The remarkable journey of a BC dean who chose hope, and found family, in the face of adversity
Imagine that after being rescued by the United Nations from the Hotel Rwanda, the plane you’re on, destined for Kenya, is endlessly circling because the country you’re trying to enter isn’t sure it will let you.
The story of Jean D’Arc Campbell, Bellevue College’s dean of International Education and Global Initiatives, could have taken a much darker turn if Kenya had refused to allow the plane to land. Fortunately, it did.
The Congolese-born Campbell has an easy, bright laugh even as he talks about what happened next — shortly after he exited the U.S. Embassy in Nairobi while beginning the immigration process, the building exploded. It was the terrorist attack that brought Osama bin Laden to the attention of the world, and it effectively marooned him, at age 27, in a foreign country without his paperwork. He would spend the next four years in a refugee camp. All he owned were the clothes he was wearing.

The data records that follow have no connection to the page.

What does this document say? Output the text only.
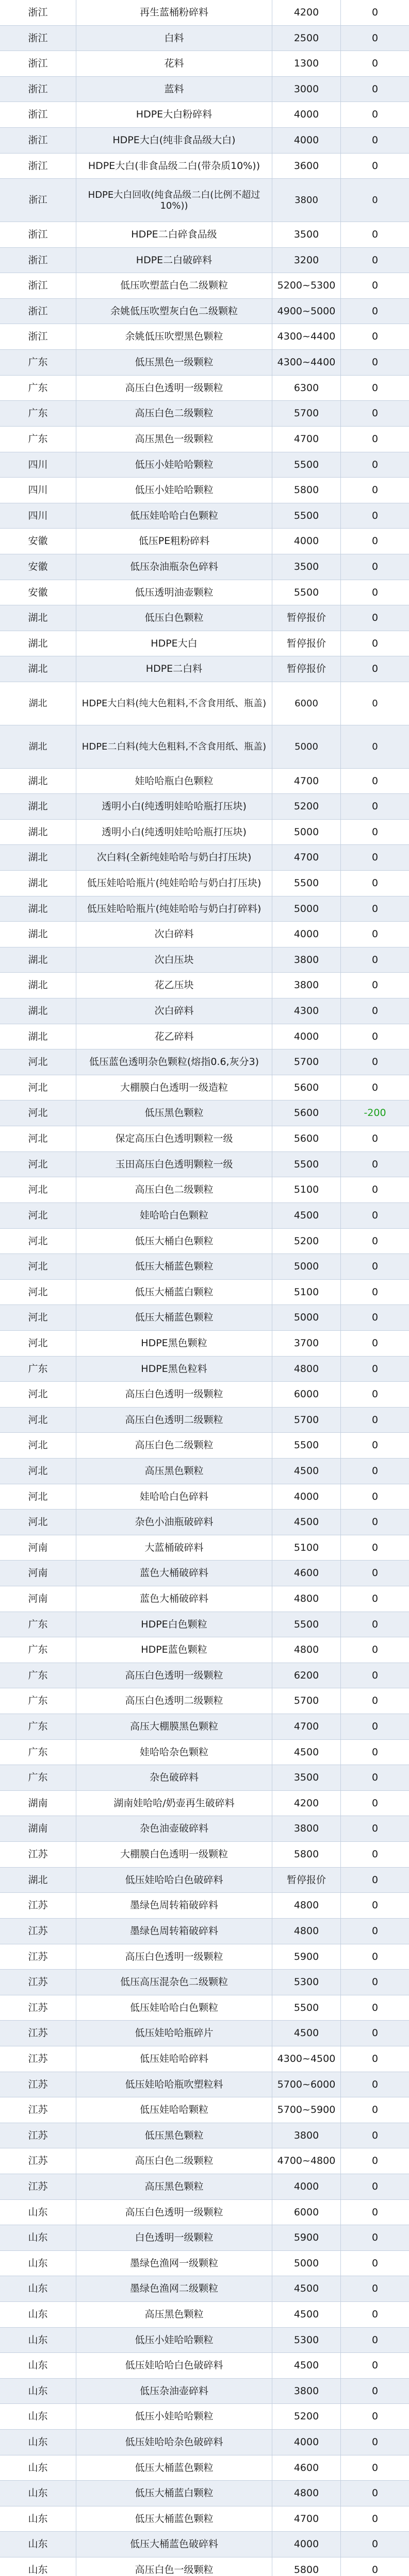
浙江	再生蓝桶粉碎料	4200	0
浙江	白料	2500	0
浙江	花料	1300	0
浙江	蓝料	3000	0
浙江	HDPE大白粉碎料	4000	0
浙江	HDPE大白(纯非食品级大白)	4000	0
浙江	HDPE大白(非食品级二白(带杂质10%))	3600	0
浙江	HDPE大白回收(纯食品级二白(比例不超过10%))	3800	0
浙江	HDPE二白碎食品级	3500	0
浙江	HDPE二白破碎料	3200	0
浙江	低压吹塑蓝白色二级颗粒	5200~5300	0
浙江	余姚低压吹塑灰白色二级颗粒	4900~5000	0
浙江	余姚低压吹塑黑色颗粒	4300~4400	0
广东	低压黑色一级颗粒	4300~4400	0
广东	高压白色透明一级颗粒	6300	0
广东	高压白色二级颗粒	5700	0
广东	高压黑色一级颗粒	4700	0
四川	低压小娃哈哈颗粒	5500	0
四川	低压小娃哈哈颗粒	5800	0
四川	低压娃哈哈白色颗粒	5500	0
安徽	低压PE粗粉碎料	4000	0
安徽	低压杂油瓶杂色碎料	3500	0
安徽	低压透明油壶颗粒	5500	0
湖北	低压白色颗粒	暂停报价	0
湖北	HDPE大白	暂停报价	0
湖北	HDPE二白料	暂停报价	0
湖北	HDPE大白料(纯大色粗料,不含食用纸、瓶盖)	6000	0
湖北	HDPE二白料(纯大色粗料,不含食用纸、瓶盖)	5000	0
湖北	娃哈哈瓶白色颗粒	4700	0
湖北	透明小白(纯透明娃哈哈瓶打压块)	5200	0
湖北	透明小白(纯透明娃哈哈瓶打压块)	5000	0
湖北	次白料(全新纯娃哈哈与奶白打压块)	4700	0
湖北	低压娃哈哈瓶片(纯娃哈哈与奶白打压块)	5500	0
湖北	低压娃哈哈瓶片(纯娃哈哈与奶白打碎料)	5000	0
湖北	次白碎料	4000	0
湖北	次白压块	3800	0
湖北	花乙压块	3800	0
湖北	次白碎料	4300	0
湖北	花乙碎料	4000	0
河北	低压蓝色透明杂色颗粒(熔指0.6,灰分3)	5700	0
河北	大棚膜白色透明一级造粒	5600	0
河北	低压黑色颗粒	5600	-200
河北	保定高压白色透明颗粒一级	5600	0
河北	玉田高压白色透明颗粒一级	5500	0
河北	高压白色二级颗粒	5100	0
河北	娃哈哈白色颗粒	4500	0
河北	低压大桶白色颗粒	5200	0
河北	低压大桶蓝色颗粒	5000	0
河北	低压大桶蓝白颗粒	5100	0
河北	低压大桶蓝色颗粒	5000	0
河北	HDPE黑色颗粒	3700	0
广东	HDPE黑色粒料	4800	0
河北	高压白色透明一级颗粒	6000	0
河北	高压白色透明二级颗粒	5700	0
河北	高压白色二级颗粒	5500	0
河北	高压黑色颗粒	4500	0
河北	娃哈哈白色碎料	4000	0
河北	杂色小油瓶破碎料	4500	0
河南	大蓝桶破碎料	5100	0
河南	蓝色大桶破碎料	4600	0
河南	蓝色大桶破碎料	4800	0
广东	HDPE白色颗粒	5500	0
广东	HDPE蓝色颗粒	4800	0
广东	高压白色透明一级颗粒	6200	0
广东	高压白色透明二级颗粒	5700	0
广东	高压大棚膜黑色颗粒	4700	0
广东	娃哈哈杂色颗粒	4500	0
广东	杂色破碎料	3500	0
湖南	湖南娃哈哈/奶壶再生破碎料	4200	0
湖南	杂色油壶破碎料	3800	0
江苏	大棚膜白色透明一级颗粒	5800	0
湖北	低压娃哈哈白色破碎料	暂停报价	0
江苏	墨绿色周转箱破碎料	4800	0
江苏	墨绿色周转箱破碎料	4800	0
江苏	高压白色透明一级颗粒	5900	0
江苏	低压高压混杂色二级颗粒	5300	0
江苏	低压娃哈哈白色颗粒	5500	0
江苏	低压娃哈哈瓶碎片	4500	0
江苏	低压娃哈哈碎料	4300~4500	0
江苏	低压娃哈哈瓶吹塑粒料	5700~6000	0
江苏	低压娃哈哈颗粒	5700~5900	0
江苏	低压黑色颗粒	3800	0
江苏	高压白色二级颗粒	4700~4800	0
江苏	高压黑色颗粒	4000	0
山东	高压白色透明一级颗粒	6000	0
山东	白色透明一级颗粒	5900	0
山东	墨绿色渔网一级颗粒	5000	0
山东	墨绿色渔网二级颗粒	4500	0
山东	高压黑色颗粒	4500	0
山东	低压小娃哈哈颗粒	5300	0
山东	低压娃哈哈白色破碎料	4500	0
山东	低压杂油壶碎料	3800	0
山东	低压小娃哈哈颗粒	5200	0
山东	低压娃哈哈杂色破碎料	4000	0
山东	低压大桶蓝色颗粒	4600	0
山东	低压大桶蓝白颗粒	4800	0
山东	低压大桶蓝色颗粒	4700	0
山东	低压大桶蓝色破碎料	4000	0
山东	高压白色一级颗粒	5800	0
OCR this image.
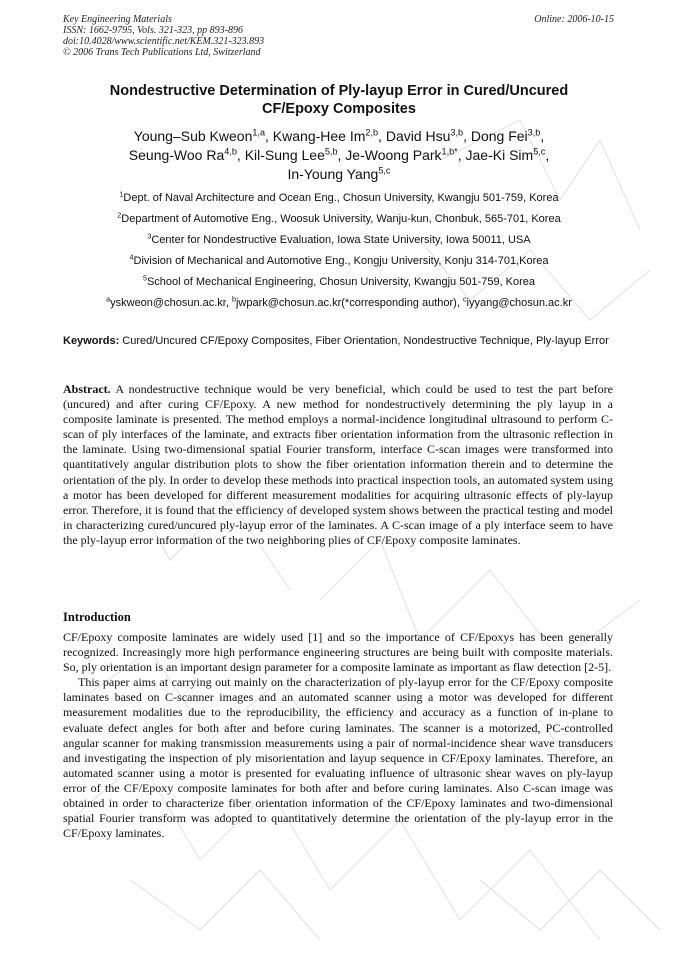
Key Engineering Materials
ISSN: 1662-9795, Vols. 321-323, pp 893-896
doi:10.4028/www.scientific.net/KEM.321-323.893
© 2006 Trans Tech Publications Ltd, Switzerland
Online: 2006-10-15
Nondestructive Determination of Ply-layup Error in Cured/Uncured
CF/Epoxy Composites
Young–Sub Kweon$^{1,a}$, Kwang-Hee Im$^{2,b}$, David Hsu$^{3,b}$, Dong Fei$^{3,b}$,
Seung-Woo Ra$^{4,b}$, Kil-Sung Lee$^{5,b}$, Je-Woong Park$^{1,b*}$, Jae-Ki Sim$^{5,c}$,
In-Young Yang$^{5,c}$
$^1$Dept. of Naval Architecture and Ocean Eng., Chosun University, Kwangju 501-759, Korea
$^2$Department of Automotive Eng., Woosuk University, Wanju-kun, Chonbuk, 565-701, Korea
$^3$Center for Nondestructive Evaluation, Iowa State University, Iowa 50011, USA
$^4$Division of Mechanical and Automotive Eng., Kongju University, Konju 314-701,Korea
$^5$School of Mechanical Engineering, Chosun University, Kwangju 501-759, Korea
$^a$yskweon@chosun.ac.kr, $^b$jwpark@chosun.ac.kr(*corresponding author), $^c$iyyang@chosun.ac.kr
Keywords: Cured/Uncured CF/Epoxy Composites, Fiber Orientation, Nondestructive Technique, Ply-layup Error
Abstract. A nondestructive technique would be very beneficial, which could be used to test the part before (uncured) and after curing CF/Epoxy. A new method for nondestructively determining the ply layup in a composite laminate is presented. The method employs a normal-incidence longitudinal ultrasound to perform C-scan of ply interfaces of the laminate, and extracts fiber orientation information from the ultrasonic reflection in the laminate. Using two-dimensional spatial Fourier transform, interface C-scan images were transformed into quantitatively angular distribution plots to show the fiber orientation information therein and to determine the orientation of the ply. In order to develop these methods into practical inspection tools, an automated system using a motor has been developed for different measurement modalities for acquiring ultrasonic effects of ply-layup error. Therefore, it is found that the efficiency of developed system shows between the practical testing and model in characterizing cured/uncured ply-layup error of the laminates. A C-scan image of a ply interface seem to have the ply-layup error information of the two neighboring plies of CF/Epoxy composite laminates.
Introduction

CF/Epoxy composite laminates are widely used [1] and so the importance of CF/Epoxys has been generally recognized. Increasingly more high performance engineering structures are being built with composite materials. So, ply orientation is an important design parameter for a composite laminate as important as flaw detection [2-5].

This paper aims at carrying out mainly on the characterization of ply-layup error for the CF/Epoxy composite laminates based on C-scanner images and an automated scanner using a motor was developed for different measurement modalities due to the reproducibility, the efficiency and accuracy as a function of in-plane to evaluate defect angles for both after and before curing laminates. The scanner is a motorized, PC-controlled angular scanner for making transmission measurements using a pair of normal-incidence shear wave transducers and investigating the inspection of ply misorientation and layup sequence in CF/Epoxy laminates. Therefore, an automated scanner using a motor is presented for evaluating influence of ultrasonic shear waves on ply-layup error of the CF/Epoxy composite laminates for both after and before curing laminates. Also C-scan image was obtained in order to characterize fiber orientation information of the CF/Epoxy laminates and two-dimensional spatial Fourier transform was adopted to quantitatively determine the orientation of the ply-layup error in the CF/Epoxy laminates.
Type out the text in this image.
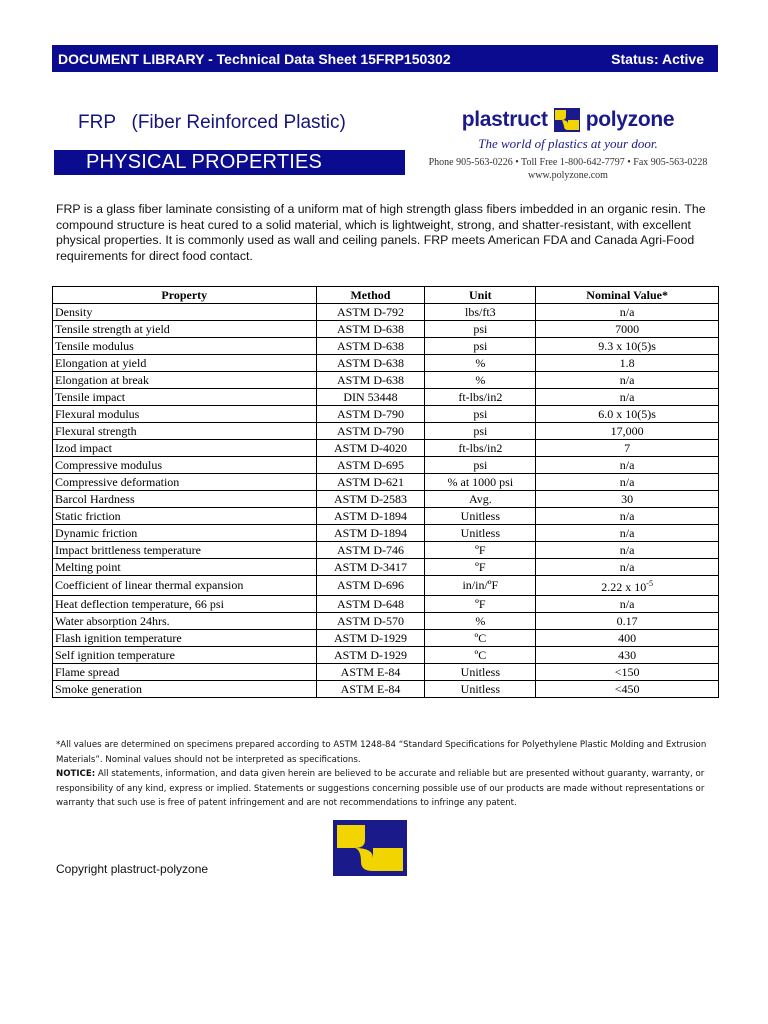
DOCUMENT LIBRARY - Technical Data Sheet 15FRP150302	Status: Active
FRP   (Fiber Reinforced Plastic)
PHYSICAL PROPERTIES
plastruct polyzone
The world of plastics at your door.
Phone 905-563-0226 • Toll Free 1-800-642-7797 • Fax 905-563-0228
www.polyzone.com
FRP is a glass fiber laminate consisting of a uniform mat of high strength glass fibers imbedded in an organic resin. The compound structure is heat cured to a solid material, which is lightweight, strong, and shatter-resistant, with excellent physical properties. It is commonly used as wall and ceiling panels. FRP meets American FDA and Canada Agri-Food requirements for direct food contact.
Property	Method	Unit	Nominal Value*
Density	ASTM D-792	lbs/ft3	n/a
Tensile strength at yield	ASTM D-638	psi	7000
Tensile modulus	ASTM D-638	psi	9.3 x 10(5)s
Elongation at yield	ASTM D-638	%	1.8
Elongation at break	ASTM D-638	%	n/a
Tensile impact	DIN 53448	ft-lbs/in2	n/a
Flexural modulus	ASTM D-790	psi	6.0 x 10(5)s
Flexural strength	ASTM D-790	psi	17,000
Izod impact	ASTM D-4020	ft-lbs/in2	7
Compressive modulus	ASTM D-695	psi	n/a
Compressive deformation	ASTM D-621	% at 1000 psi	n/a
Barcol Hardness	ASTM D-2583	Avg.	30
Static friction	ASTM D-1894	Unitless	n/a
Dynamic friction	ASTM D-1894	Unitless	n/a
Impact brittleness temperature	ASTM D-746	ºF	n/a
Melting point	ASTM D-3417	ºF	n/a
Coefficient of linear thermal expansion	ASTM D-696	in/in/ºF	2.22 x $10^{-5}$
Heat deflection temperature, 66 psi	ASTM D-648	ºF	n/a
Water absorption 24hrs.	ASTM D-570	%	0.17
Flash ignition temperature	ASTM D-1929	ºC	400
Self ignition temperature	ASTM D-1929	ºC	430
Flame spread	ASTM E-84	Unitless	<150
Smoke generation	ASTM E-84	Unitless	<450
*All values are determined on specimens prepared according to ASTM 1248-84 “Standard Specifications for Polyethylene Plastic Molding and Extrusion Materials”. Nominal values should not be interpreted as specifications.
NOTICE: All statements, information, and data given herein are believed to be accurate and reliable but are presented without guaranty, warranty, or responsibility of any kind, express or implied. Statements or suggestions concerning possible use of our products are made without representations or warranty that such use is free of patent infringement and are not recommendations to infringe any patent.
Copyright plastruct-polyzone
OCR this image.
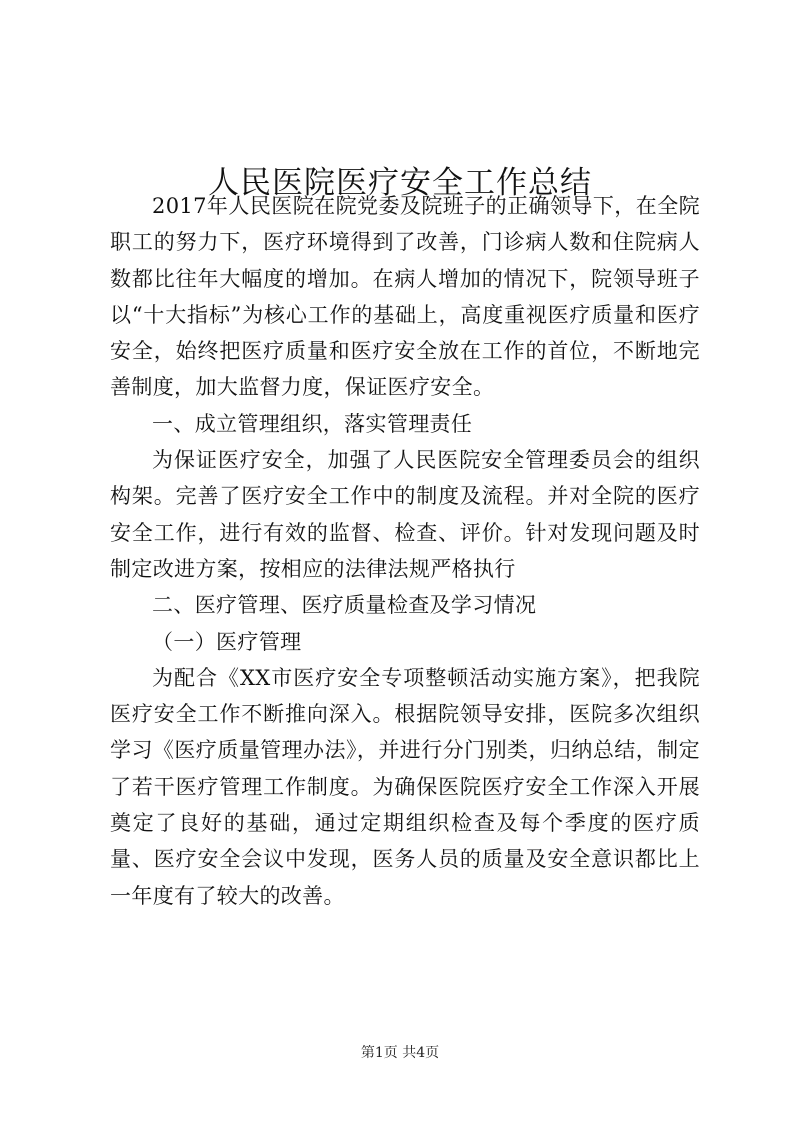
人民医院医疗安全工作总结

2017年人民医院在院党委及院班子的正确领导下，在全院职工的努力下，医疗环境得到了改善，门诊病人数和住院病人数都比往年大幅度的增加。在病人增加的情况下，院领导班子以“十大指标”为核心工作的基础上，高度重视医疗质量和医疗安全，始终把医疗质量和医疗安全放在工作的首位，不断地完善制度，加大监督力度，保证医疗安全。

一、成立管理组织，落实管理责任

为保证医疗安全，加强了人民医院安全管理委员会的组织构架。完善了医疗安全工作中的制度及流程。并对全院的医疗安全工作，进行有效的监督、检查、评价。针对发现问题及时制定改进方案，按相应的法律法规严格执行

二、医疗管理、医疗质量检查及学习情况

（一）医疗管理

为配合《XX市医疗安全专项整顿活动实施方案》，把我院医疗安全工作不断推向深入。根据院领导安排，医院多次组织学习《医疗质量管理办法》，并进行分门别类，归纳总结，制定了若干医疗管理工作制度。为确保医院医疗安全工作深入开展奠定了良好的基础，通过定期组织检查及每个季度的医疗质量、医疗安全会议中发现，医务人员的质量及安全意识都比上一年度有了较大的改善。

第1页 共4页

But it was there that he found the woman he now calls sister, a remarkable new family on the other side of the world, and a career that would eventually land him at the Leaders’ Summit on the Global Refugee Crisis hosted by then- President Barack Obama at the United Nations.
Elizabeth Campbell, now a director at the United Nations Relief and Works Agency and a former senior humanitarian policy advisor for the U.S. Department of State, was a study abroad student from Michigan when they met at the refugee camp. Jean D’Arc Campbell recounts that at first, he couldn’t speak English, and she couldn’t speak French.
“We couldn’t communicate through words, but still, we found a mutual, human connection through the heart,” he said.
It was the beginning of an extraordinary friendship that both found healing.
“I lost so much, but I survived. I felt like I didn’t have the right to com-plain or give up. It would have been an insult to those around me who’d died,” Campbell said.
The bond was so strong that Elizabeth Campbell decided she couldn’t leave her friend in the camp when it was time for her to return home. She asked her family to sponsor him, and they did. He began a new life in a small town in Michigan, still speaking little English.
He got a job as an assistant soccer coach for the local high school team but endured suspicion from a nearly all-white community. That changed after the team traveled to France — his fluency in French made the trip a resounding success. After a year he received some unexpected but welcome news — he was going to be adopted by Elizabeth’s parents, and officially become a Campbell.
Still, some weren’t convinced of his potential. He was discouraged by a counselor from pursuing a higher degree. But he pursued one anyway and went on to win awards for academic excellence and leadership, including the All-USA Academic First Team by USA Today; the Centennial Scholar for the state of New York, an award given to a top community college student in each state by the Coca-Cola Foundation; the State University of New York Chancellor’s Award for Student Excellence; and the Clifford D. Clark Graduate Fellowship by Binghamton University.
It wasn’t hard for him to decide what to do with that education — serve students so they could have opportunities, too. Prior to signing on at Bellevue College, Campbell was the director of international education initiatives for the district campuses of Portland Community College for nine years. In his expanded role at BC, he’s helped to increase international enrollment and create bridges with other countries, such as the Democratic Republic of the Congo, France, Belgium, Japan and China. His personal story now inspires others. “I’ve seen how fear and divisiveness can wreck a country, but I’ve also seen how acting with hope, love and generosity of spirit can bridge any distance,” said Campbell.
His work led to an invitation that at first Campbell thought was a joke. In September 2016, he was asked to participate in the Leaders’ Summit on the Global Refugee Crisis.
In his remarks, Obama stated, “Imagine the suffering we could ease, and the lives we could save, and what our world would look like if, seeing a child who’s hurting anywhere in the world, we say, ‘We will give him a family and he will be our brother.’”
Facing death taught Campbell to live in the moment and be an active force for good every day. By overcoming hardship and thriving in many parts of the world, he found the humanity in others. He noted that his adoptive father was incredibly proud when he saw the Campbell name on the list of official invitees for the summit.
“Family is a state of mind, defined by love,” said Campbell. “My story is just a human story.”